Dialogism in the Mutual Learning of Chinese and Western Literary Theories

Social Sciences in China (Chinese Edition)

No. 3, 2022


Dialogism in the Mutual Learning of Chinese and Western Literary Theories 



Zeng Jun


Dialogue with Western literary theories is an important aspect of the transformation of the discourse of Chinese literary theory and of the building of a discourse system of literary theory with Chinese characteristics. Drawing on Bakhtin’s dialogism, Chinese literary theory is committed to establishing an independent, equal and two-way dialogue relationship between the East and the West. Franҫois Julien, on the other hand, offers a paradigm for dealing with the question of “China and the West” from a Western standpoint, which includes “penser d'un dehors (La Chine), entretiens d'extrême-occident” (thinking from the outside \[China\], talks from the far West), “le détour et l'accès” (detour and access), and “l’écart et l’entre” (space and between) etc.
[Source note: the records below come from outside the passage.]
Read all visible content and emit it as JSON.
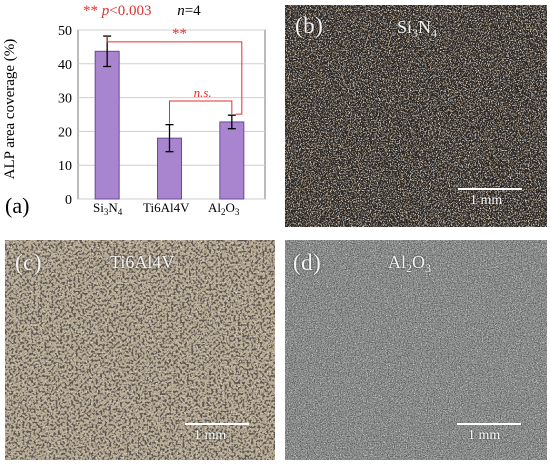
{
  "header": {
    "stars": "**",
    "p_label": "p",
    "p_value": "<0.003",
    "n_label": "n",
    "n_value": "=4"
  },
  "chart_data": {
    "type": "bar",
    "categories": [
      "Si3N4",
      "Ti6Al4V",
      "Al2O3"
    ],
    "values": [
      43.7,
      18.0,
      22.8
    ],
    "errors": [
      4.5,
      4.0,
      2.0
    ],
    "ylabel": "ALP area coverage (%)",
    "ylim": [
      0,
      50
    ],
    "yticks": [
      0,
      10,
      20,
      30,
      40,
      50
    ],
    "grid": true,
    "bar_color": "#a985d0",
    "significance": [
      {
        "pair": [
          "Si3N4",
          "Al2O3"
        ],
        "label": "**"
      },
      {
        "pair": [
          "Ti6Al4V",
          "Al2O3"
        ],
        "label": "n.s."
      }
    ]
  },
  "category_labels": [
    {
      "base": "Si",
      "sub1": "3",
      "mid": "N",
      "sub2": "4"
    },
    {
      "base": "Ti6Al4V"
    },
    {
      "base": "Al",
      "sub1": "2",
      "mid": "O",
      "sub2": "3"
    }
  ],
  "panels": {
    "a": {
      "label": "(a)"
    },
    "b": {
      "label": "(b)",
      "mat_base": "Si",
      "mat_sub1": "3",
      "mat_mid": "N",
      "mat_sub2": "4",
      "scale": "1 mm"
    },
    "c": {
      "label": "(c)",
      "mat_base": "Ti6Al4V",
      "scale": "1 mm"
    },
    "d": {
      "label": "(d)",
      "mat_base": "Al",
      "mat_sub1": "2",
      "mat_mid": "O",
      "mat_sub2": "3",
      "scale": "1 mm"
    }
  },
  "colors": {
    "accent_red": "#e23030",
    "bar": "#a985d0"
  }
}
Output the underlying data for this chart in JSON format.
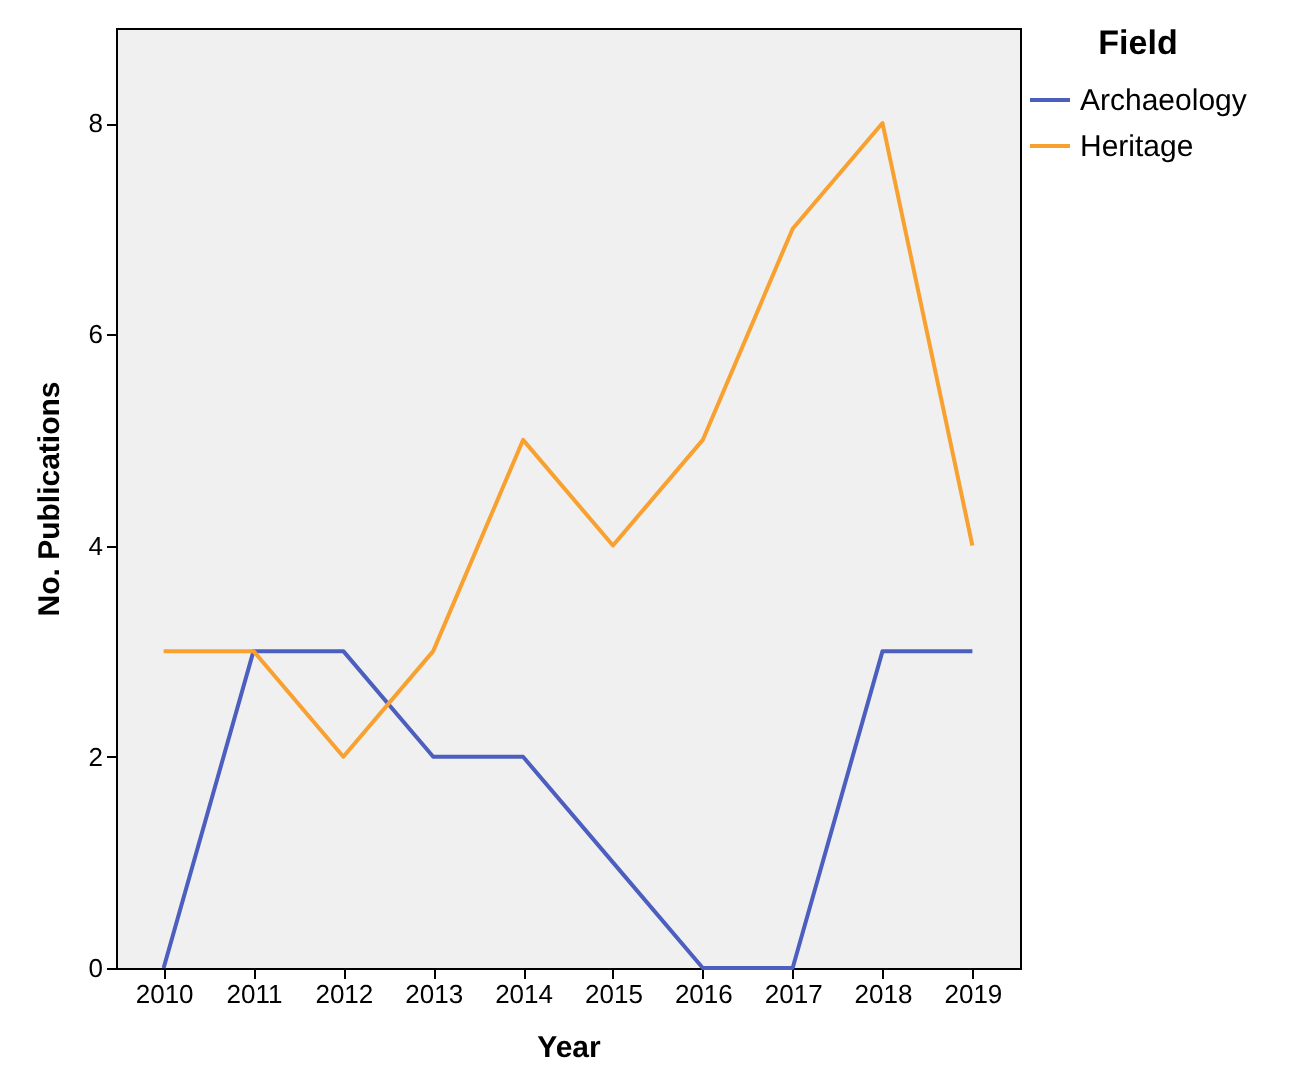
{
  "chart_data": {
    "type": "line",
    "xlabel": "Year",
    "ylabel": "No. Publications",
    "legend_title": "Field",
    "categories": [
      "2010",
      "2011",
      "2012",
      "2013",
      "2014",
      "2015",
      "2016",
      "2017",
      "2018",
      "2019"
    ],
    "series": [
      {
        "name": "Archaeology",
        "color": "#4c5fbf",
        "values": [
          0,
          3,
          3,
          2,
          2,
          1,
          0,
          0,
          3,
          3
        ]
      },
      {
        "name": "Heritage",
        "color": "#f8a030",
        "values": [
          3,
          3,
          2,
          3,
          5,
          4,
          5,
          7,
          8,
          4
        ]
      }
    ],
    "ylim": [
      0,
      8.9
    ],
    "yticks": [
      0,
      2,
      4,
      6,
      8
    ],
    "grid": false,
    "legend": "right",
    "marker": "none",
    "line_style": "solid"
  }
}
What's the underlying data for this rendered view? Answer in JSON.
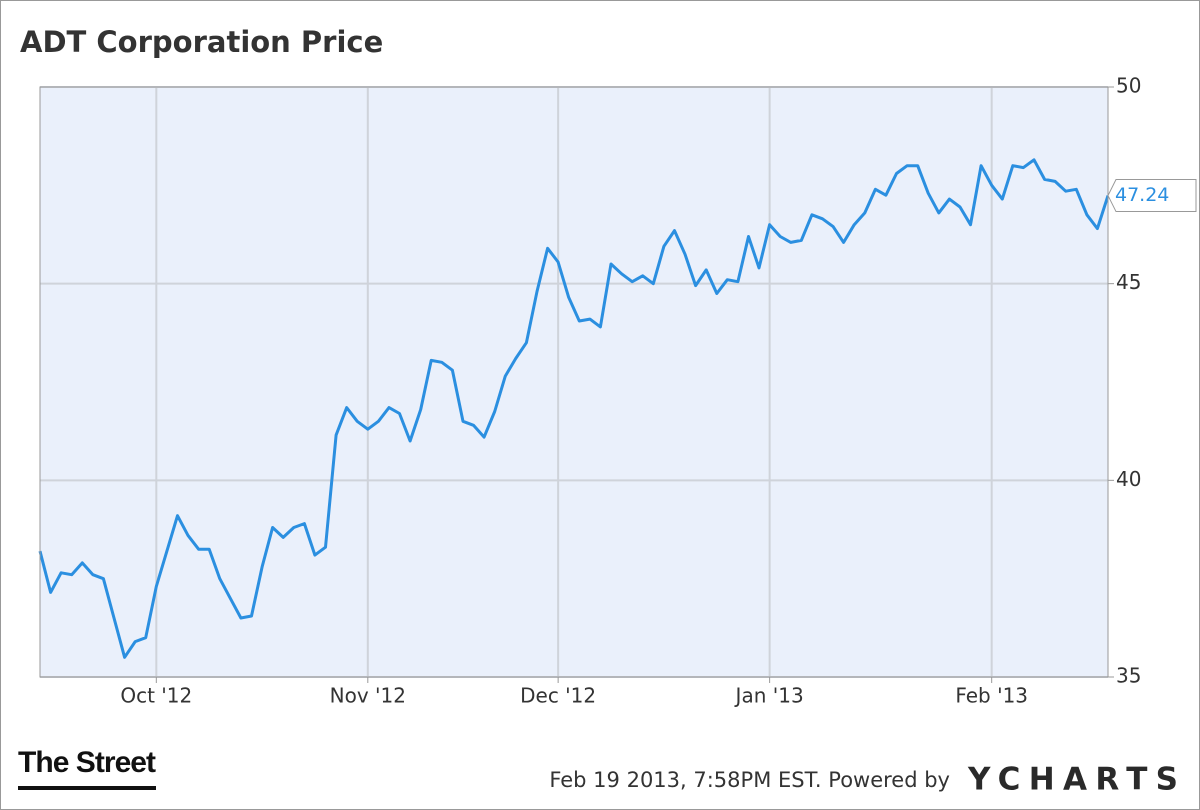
{
  "chart_data": {
    "type": "line",
    "title": "ADT Corporation Price",
    "footer": "Feb 19 2013, 7:58PM EST. Powered by",
    "logo_left": "The Street",
    "logo_right": "YCHARTS",
    "color": "#2b8fe0",
    "grid": true,
    "ylim": [
      35,
      50
    ],
    "yticks": [
      35,
      40,
      45,
      50
    ],
    "xlim": [
      0,
      101
    ],
    "xticks": [
      {
        "value": 11,
        "label": "Oct '12"
      },
      {
        "value": 31,
        "label": "Nov '12"
      },
      {
        "value": 49,
        "label": "Dec '12"
      },
      {
        "value": 69,
        "label": "Jan '13"
      },
      {
        "value": 90,
        "label": "Feb '13"
      }
    ],
    "values": [
      38.2,
      37.15,
      37.65,
      37.6,
      37.9,
      37.6,
      37.5,
      36.5,
      35.5,
      35.9,
      36.0,
      37.3,
      38.2,
      39.1,
      38.6,
      38.25,
      38.25,
      37.5,
      37.0,
      36.5,
      36.55,
      37.8,
      38.8,
      38.55,
      38.8,
      38.9,
      38.1,
      38.3,
      41.15,
      41.85,
      41.5,
      41.3,
      41.5,
      41.85,
      41.7,
      41.0,
      41.8,
      43.05,
      43.0,
      42.8,
      41.5,
      41.4,
      41.1,
      41.75,
      42.65,
      43.1,
      43.5,
      44.8,
      45.9,
      45.55,
      44.65,
      44.05,
      44.1,
      43.9,
      45.5,
      45.25,
      45.05,
      45.2,
      45.0,
      45.95,
      46.35,
      45.75,
      44.95,
      45.35,
      44.75,
      45.1,
      45.05,
      46.2,
      45.4,
      46.5,
      46.2,
      46.05,
      46.1,
      46.75,
      46.65,
      46.45,
      46.05,
      46.5,
      46.8,
      47.4,
      47.25,
      47.8,
      48.0,
      48.0,
      47.3,
      46.8,
      47.15,
      46.95,
      46.5,
      48.0,
      47.5,
      47.15,
      48.0,
      47.95,
      48.15,
      47.65,
      47.6,
      47.35,
      47.4,
      46.75,
      46.4,
      47.24
    ]
  }
}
However, these two kinds of dialogues between China and the West are too idealistic. His paradigm cannot overcome the inequality in such dialogues, nor can it solve the realistic issues between China and the West, which include both similarities and differences, and are closely related to each other. Therefore, we need to establish the consciousness of being “in the world” and transcend the dichotomy of “China and the West.” An academic tendency of overcoming and transcending cultural centrism has emerged in Chinese and Western literary and cultural studies, and in the field of Chinese literary theory, efforts are also being made to identify a new “Chinese view of the world” based on the changing relationship between China and the world. Being “in the world” provides a unique position from within for the dialogue between China and the West. The position “in the middle” is one that includes “between,” not a substitute for “between.” The external diversity of the “pluralistic network,” the internal diversity of “Chinese learning in Western learning” and “Western learning in Chinese learning,” the unfinished nature of the “double variation of Westernization and the application of Western learning,” the “dialogue between China and the West, and between the ancient and the modern” with “present-day China” as the academic position, constitutes the methodological basis for the possibility of the dialogue between China and the West “in the middle.”